A mãe levanta o rosto. Mira a filha, que lhe nutre enorme afeto nos olhos. As duas parecem querer sorrir. Mas há certa tensão experimentada. Podem a qualquer momento ter que deixar o local. Parecem esperar o sinal de explosão e, na encruzilhada do século[2], tentam frente a frente, encontrar o que o tempo inscreveu nos seus corpos e rostos.
Lá fora, estão: o clã de criminosos, a quadrilha dos conspiradores, a camorra de consumidores[3]. Elas sabem que é hora de parar o jogo, mas não a jogada. São sempre múltiplas as saídas[4], por mais que as entradas pareçam determinar algo. Escutam um sinal, não o da explosão, mas aquele que avisa que é hora de trabalhar. Levantam-se. Separam-se. Cada uma habita um espaço, frente a uma escrivaninha própria. Antes de iniciarem suas atividades, cada uma em seu local, entreolham-se e despedem-se com olhares de cumplicidade. São professoras.
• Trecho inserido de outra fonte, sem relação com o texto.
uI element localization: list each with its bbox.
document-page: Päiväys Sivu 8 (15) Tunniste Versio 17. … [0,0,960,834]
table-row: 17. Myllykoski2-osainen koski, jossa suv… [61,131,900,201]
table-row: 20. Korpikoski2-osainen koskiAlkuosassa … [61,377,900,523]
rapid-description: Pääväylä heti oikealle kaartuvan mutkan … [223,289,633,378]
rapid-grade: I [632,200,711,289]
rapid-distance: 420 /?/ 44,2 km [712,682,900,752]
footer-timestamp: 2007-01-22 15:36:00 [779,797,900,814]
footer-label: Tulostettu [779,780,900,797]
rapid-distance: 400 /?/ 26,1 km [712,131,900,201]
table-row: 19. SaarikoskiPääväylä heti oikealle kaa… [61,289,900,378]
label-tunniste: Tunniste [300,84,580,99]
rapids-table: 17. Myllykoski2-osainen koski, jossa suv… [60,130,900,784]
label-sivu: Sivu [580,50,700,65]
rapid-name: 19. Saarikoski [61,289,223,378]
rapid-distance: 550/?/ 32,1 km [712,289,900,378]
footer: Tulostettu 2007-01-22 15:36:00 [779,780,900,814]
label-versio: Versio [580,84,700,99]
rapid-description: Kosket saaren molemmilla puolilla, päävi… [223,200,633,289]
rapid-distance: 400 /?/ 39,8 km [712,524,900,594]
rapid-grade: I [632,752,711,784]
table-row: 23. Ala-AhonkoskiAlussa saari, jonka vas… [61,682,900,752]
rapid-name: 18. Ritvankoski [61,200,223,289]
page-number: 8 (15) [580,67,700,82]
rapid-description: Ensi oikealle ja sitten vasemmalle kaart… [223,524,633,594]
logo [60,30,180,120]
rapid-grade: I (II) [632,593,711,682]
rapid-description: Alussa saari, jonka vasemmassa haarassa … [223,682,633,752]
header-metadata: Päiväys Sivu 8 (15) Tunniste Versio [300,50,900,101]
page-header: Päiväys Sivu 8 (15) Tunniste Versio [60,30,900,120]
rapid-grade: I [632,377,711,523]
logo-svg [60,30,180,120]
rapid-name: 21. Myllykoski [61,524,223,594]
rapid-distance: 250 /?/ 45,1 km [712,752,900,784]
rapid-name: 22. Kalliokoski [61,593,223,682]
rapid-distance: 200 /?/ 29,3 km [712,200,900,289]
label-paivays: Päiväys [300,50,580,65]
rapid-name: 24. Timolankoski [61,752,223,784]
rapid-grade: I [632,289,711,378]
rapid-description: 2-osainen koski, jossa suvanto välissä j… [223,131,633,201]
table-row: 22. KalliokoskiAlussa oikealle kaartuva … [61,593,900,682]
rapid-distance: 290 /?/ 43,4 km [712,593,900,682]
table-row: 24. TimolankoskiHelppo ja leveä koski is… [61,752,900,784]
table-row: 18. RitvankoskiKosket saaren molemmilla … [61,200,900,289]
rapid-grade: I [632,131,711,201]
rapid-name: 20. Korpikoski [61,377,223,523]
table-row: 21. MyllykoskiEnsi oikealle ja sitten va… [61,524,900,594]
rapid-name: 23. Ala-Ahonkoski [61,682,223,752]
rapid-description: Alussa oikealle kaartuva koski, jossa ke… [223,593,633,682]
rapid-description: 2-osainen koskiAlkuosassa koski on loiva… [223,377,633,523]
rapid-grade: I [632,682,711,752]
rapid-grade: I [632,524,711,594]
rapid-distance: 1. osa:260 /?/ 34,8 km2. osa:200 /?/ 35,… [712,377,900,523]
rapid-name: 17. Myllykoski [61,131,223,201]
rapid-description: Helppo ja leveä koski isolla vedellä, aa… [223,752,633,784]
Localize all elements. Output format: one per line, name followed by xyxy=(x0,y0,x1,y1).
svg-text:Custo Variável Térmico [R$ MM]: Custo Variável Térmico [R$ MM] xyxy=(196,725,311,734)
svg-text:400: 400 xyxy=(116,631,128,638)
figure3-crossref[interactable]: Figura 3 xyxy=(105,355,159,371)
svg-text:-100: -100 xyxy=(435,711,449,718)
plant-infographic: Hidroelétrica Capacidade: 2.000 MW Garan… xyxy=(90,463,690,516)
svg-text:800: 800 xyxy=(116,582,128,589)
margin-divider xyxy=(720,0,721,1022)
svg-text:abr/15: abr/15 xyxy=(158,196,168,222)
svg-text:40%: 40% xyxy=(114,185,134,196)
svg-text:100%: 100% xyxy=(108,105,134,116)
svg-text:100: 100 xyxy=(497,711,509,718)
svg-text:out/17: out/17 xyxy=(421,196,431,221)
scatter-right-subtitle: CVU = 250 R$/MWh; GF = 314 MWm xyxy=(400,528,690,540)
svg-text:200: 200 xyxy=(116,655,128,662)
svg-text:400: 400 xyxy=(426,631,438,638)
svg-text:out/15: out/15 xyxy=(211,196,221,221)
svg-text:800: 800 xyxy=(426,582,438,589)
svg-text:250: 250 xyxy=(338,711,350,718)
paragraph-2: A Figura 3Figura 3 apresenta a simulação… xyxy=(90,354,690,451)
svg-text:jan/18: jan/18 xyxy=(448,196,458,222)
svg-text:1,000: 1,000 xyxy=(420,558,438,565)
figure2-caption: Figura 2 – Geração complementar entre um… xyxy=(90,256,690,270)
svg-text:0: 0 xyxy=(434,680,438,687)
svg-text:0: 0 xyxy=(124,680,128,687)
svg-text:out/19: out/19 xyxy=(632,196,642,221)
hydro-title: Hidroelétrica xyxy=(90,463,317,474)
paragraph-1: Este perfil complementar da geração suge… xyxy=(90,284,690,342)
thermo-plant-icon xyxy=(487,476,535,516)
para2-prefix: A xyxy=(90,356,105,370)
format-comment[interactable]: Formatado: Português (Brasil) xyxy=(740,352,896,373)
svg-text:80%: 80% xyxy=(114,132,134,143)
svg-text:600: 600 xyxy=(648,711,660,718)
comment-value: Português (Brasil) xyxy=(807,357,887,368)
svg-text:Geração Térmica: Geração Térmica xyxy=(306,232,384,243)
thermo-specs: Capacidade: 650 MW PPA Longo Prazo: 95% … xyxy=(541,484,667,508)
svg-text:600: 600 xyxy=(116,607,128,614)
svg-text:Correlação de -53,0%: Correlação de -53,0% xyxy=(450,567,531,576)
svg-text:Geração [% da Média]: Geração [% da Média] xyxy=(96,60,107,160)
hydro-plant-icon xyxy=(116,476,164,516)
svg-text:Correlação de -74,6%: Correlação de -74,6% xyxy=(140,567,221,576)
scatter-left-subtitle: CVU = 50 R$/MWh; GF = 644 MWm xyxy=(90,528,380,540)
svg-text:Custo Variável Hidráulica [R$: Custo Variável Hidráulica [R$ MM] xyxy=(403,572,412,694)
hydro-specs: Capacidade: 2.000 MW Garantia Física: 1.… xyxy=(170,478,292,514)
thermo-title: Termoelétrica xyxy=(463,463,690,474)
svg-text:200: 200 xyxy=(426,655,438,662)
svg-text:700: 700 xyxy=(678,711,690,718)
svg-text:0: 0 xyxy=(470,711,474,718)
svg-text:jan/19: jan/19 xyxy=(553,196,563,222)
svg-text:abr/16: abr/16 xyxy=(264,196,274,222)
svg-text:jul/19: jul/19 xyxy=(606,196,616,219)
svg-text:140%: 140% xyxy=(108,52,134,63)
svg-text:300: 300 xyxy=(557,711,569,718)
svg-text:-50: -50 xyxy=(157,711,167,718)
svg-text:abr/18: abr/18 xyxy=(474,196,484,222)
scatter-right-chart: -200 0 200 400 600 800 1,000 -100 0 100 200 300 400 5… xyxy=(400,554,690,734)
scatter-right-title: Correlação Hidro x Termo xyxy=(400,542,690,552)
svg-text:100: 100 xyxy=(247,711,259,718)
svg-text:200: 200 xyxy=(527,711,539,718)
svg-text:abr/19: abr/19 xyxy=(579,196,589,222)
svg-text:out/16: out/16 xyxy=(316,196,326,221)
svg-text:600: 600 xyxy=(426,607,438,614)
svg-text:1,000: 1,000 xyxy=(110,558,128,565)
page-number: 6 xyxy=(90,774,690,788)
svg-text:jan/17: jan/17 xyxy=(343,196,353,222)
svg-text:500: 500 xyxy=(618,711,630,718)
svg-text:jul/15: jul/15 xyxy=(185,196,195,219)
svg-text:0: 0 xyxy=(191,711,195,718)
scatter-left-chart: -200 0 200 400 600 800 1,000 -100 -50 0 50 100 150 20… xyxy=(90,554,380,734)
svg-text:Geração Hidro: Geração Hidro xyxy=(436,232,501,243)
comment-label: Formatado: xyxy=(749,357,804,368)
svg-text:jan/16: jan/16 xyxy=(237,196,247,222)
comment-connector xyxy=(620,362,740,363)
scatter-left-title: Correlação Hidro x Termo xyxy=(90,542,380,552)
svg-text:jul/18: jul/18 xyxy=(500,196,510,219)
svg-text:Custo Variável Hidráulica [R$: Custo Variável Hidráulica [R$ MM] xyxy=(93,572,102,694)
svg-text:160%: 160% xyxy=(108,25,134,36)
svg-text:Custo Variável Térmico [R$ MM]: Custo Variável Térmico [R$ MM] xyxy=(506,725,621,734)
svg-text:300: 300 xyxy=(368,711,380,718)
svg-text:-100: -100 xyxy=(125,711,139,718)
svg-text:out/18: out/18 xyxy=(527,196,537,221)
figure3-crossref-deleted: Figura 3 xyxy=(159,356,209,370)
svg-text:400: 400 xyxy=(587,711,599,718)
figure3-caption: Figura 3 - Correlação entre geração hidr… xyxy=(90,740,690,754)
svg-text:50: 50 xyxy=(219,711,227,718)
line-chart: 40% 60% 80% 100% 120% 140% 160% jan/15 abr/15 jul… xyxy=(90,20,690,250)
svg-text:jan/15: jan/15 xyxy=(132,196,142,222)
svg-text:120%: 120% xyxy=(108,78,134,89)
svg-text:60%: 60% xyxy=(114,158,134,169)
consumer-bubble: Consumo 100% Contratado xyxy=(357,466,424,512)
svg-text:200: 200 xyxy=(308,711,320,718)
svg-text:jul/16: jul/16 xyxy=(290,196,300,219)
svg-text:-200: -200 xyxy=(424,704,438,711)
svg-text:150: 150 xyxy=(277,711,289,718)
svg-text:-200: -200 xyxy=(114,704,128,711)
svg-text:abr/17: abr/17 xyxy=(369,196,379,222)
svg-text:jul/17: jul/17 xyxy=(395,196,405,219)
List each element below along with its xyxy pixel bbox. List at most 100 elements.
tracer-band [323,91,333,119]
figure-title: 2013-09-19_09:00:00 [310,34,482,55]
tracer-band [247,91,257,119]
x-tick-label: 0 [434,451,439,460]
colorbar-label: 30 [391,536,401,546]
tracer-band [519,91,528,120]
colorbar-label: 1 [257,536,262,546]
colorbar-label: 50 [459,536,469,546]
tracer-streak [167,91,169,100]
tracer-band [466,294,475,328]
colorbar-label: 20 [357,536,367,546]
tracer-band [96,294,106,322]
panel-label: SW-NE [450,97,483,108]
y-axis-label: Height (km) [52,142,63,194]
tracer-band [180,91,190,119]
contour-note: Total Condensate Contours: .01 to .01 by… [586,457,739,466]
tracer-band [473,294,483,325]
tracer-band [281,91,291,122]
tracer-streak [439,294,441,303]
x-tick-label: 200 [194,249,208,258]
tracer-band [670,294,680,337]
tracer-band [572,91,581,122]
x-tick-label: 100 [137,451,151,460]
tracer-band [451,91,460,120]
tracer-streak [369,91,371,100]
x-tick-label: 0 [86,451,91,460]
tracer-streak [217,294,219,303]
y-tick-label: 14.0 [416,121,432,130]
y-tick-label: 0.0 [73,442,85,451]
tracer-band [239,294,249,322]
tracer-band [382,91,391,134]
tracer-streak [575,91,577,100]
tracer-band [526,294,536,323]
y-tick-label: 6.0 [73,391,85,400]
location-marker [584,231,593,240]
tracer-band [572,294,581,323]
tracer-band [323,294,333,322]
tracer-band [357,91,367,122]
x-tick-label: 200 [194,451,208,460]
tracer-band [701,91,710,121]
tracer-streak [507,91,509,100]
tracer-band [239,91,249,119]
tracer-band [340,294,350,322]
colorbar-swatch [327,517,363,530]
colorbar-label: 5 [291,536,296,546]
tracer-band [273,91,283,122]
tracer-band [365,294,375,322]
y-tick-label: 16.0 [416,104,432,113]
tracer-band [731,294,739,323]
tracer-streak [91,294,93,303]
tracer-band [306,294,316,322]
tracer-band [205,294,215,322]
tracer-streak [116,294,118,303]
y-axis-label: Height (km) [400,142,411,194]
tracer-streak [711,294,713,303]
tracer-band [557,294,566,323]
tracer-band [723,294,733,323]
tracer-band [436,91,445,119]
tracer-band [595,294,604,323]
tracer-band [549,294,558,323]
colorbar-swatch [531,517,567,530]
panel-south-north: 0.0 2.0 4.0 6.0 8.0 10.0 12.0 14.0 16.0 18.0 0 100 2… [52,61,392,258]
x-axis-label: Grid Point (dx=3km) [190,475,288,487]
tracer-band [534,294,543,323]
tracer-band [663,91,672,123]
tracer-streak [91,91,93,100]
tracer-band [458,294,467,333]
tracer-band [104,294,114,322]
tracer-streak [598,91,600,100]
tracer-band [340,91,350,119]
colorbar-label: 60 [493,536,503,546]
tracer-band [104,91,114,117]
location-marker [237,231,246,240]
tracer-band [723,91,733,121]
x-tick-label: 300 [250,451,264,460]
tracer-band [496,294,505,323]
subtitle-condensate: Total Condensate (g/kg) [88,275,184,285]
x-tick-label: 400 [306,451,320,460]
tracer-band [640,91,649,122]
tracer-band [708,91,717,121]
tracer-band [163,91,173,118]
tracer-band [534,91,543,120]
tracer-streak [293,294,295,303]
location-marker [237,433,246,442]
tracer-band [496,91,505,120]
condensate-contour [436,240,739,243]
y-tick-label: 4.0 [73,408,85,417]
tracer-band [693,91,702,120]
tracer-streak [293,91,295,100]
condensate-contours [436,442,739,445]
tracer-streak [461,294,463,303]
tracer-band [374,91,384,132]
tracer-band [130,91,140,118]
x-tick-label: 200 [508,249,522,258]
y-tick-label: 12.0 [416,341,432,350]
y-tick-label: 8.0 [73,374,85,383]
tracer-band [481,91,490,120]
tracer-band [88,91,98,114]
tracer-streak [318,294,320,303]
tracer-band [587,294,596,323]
Em suas escrivaninhas, cada uma aciona uma espécie de computador sem cabo. Em torno de suas mesas, papéis, escreventes, blocos, livros estranhos. Capas feitas de material indiscernível. Aquelas capas alteram a penumbra do lugar, ainda aquecido por aquele raio que insiste em entrar sem permissão e lembra, às duas mulheres, que devem lutar contra certa infelicidade produzida. Aquelas capas. Exalam, como que de repente, um perfume[5]. Ajudam a manter aquecido aquele subterrâneo sombrio.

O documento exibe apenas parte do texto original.